1. A Chinese abstraction integrated unsupervised abstract method based on auxiliary information is characterized by comprising the following steps of 1, text preprocessing, wherein the preprocessing comprises the steps of segmenting words and stopping words of paragraphs; step 2, providing the news text data set for processing based on a graph and a clustering extraction automatic summarization algorithm; and 3, obtaining a final news abstract by using an improved MMR algorithm in the following mode:

wherein Q represents the title of the news; s represents the selected news abstract, Sim () is used for calculating the similarity between sentences, S refers to a certain sentence in the original article, Sim (S, Q) is used for calculating the similarity between a certain sentence and a title in the original article, Sim (S, S) is used for calculating the similarity between a certain sentence and the obtained abstract in the original article, and ArgMax gives an index set of the largest element in the set.

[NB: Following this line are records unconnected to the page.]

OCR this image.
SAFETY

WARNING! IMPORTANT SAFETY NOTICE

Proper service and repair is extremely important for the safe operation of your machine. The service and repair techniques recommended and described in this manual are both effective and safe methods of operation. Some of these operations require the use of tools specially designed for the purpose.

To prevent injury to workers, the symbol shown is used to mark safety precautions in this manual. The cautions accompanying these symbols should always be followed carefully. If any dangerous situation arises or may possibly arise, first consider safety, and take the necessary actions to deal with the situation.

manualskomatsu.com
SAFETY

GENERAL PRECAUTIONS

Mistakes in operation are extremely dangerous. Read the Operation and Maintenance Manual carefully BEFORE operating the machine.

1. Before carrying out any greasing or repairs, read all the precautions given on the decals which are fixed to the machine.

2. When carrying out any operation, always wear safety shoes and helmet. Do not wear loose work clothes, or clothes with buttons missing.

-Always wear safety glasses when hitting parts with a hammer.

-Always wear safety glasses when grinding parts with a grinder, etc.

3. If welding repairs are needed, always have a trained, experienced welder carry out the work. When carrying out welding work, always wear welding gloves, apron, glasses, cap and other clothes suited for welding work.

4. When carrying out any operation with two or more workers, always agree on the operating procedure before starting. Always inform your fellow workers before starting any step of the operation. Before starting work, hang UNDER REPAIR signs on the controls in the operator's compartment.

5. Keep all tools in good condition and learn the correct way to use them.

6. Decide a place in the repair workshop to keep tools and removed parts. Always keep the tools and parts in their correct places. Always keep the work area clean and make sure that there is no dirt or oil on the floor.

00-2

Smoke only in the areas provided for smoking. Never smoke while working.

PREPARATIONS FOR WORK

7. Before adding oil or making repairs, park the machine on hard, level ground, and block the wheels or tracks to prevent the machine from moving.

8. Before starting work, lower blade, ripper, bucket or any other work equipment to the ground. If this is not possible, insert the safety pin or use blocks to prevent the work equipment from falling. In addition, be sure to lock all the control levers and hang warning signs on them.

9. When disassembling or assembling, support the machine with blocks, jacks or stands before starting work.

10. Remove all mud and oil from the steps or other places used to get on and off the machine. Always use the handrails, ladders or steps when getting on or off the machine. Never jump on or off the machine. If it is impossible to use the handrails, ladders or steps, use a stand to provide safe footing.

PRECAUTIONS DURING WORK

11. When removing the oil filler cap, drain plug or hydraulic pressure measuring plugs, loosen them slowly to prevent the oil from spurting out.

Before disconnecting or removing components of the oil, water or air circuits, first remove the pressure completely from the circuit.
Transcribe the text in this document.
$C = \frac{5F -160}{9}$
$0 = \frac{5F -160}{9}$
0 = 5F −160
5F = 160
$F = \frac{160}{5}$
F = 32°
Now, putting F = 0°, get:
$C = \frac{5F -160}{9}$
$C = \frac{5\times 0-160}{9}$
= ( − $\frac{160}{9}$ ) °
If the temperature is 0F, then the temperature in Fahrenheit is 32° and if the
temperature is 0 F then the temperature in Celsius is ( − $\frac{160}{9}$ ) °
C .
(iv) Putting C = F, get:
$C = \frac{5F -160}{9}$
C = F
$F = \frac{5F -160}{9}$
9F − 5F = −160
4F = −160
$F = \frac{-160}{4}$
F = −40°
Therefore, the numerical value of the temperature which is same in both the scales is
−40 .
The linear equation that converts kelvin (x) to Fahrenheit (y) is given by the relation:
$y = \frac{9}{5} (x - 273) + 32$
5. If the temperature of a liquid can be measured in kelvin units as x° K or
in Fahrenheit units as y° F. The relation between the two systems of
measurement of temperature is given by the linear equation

2. The method as claimed in claim 1, wherein the preprocessing is performed by first performing a sentence segmentation operation on the text, dividing the text into a plurality of paragraphs, then performing a word segmentation on the paragraphs by using a word segmentation tool, and filtering stop words in the paragraphs, wherein the stop words are words that appear in a large amount in the text and have no actual meaning, and the filtered result is a paragraph of the main information in the text.

3. The method of claim 2, wherein the unsupervised abstracted automatic summarization algorithm is implemented by first using the result after preprocessing to vector each sentence; then, calculating the similarity between sentence vectors and storing the similarity in a matrix; then, the similarity matrix conversion takes sentences as nodes and the similarity as edges, and the graph structure is calculated by using a PageRank algorithm; and finally, selecting a group of sentences with the highest rank to form a final abstract.

4. The method of claim 3, wherein in the clustering algorithm, r (i, j) is a class representation degree to which a sample j fits a sample i; a (i, j) is the suitability of selecting a sample j as a class representation of the sample i, the larger the sum of r (i, j) and a (i, j) is, the higher the possibility that a point j is taken as a clustering center is, and finally, a sentence corresponding to the center obtained by a clustering algorithm is extracted to be used as a final abstract.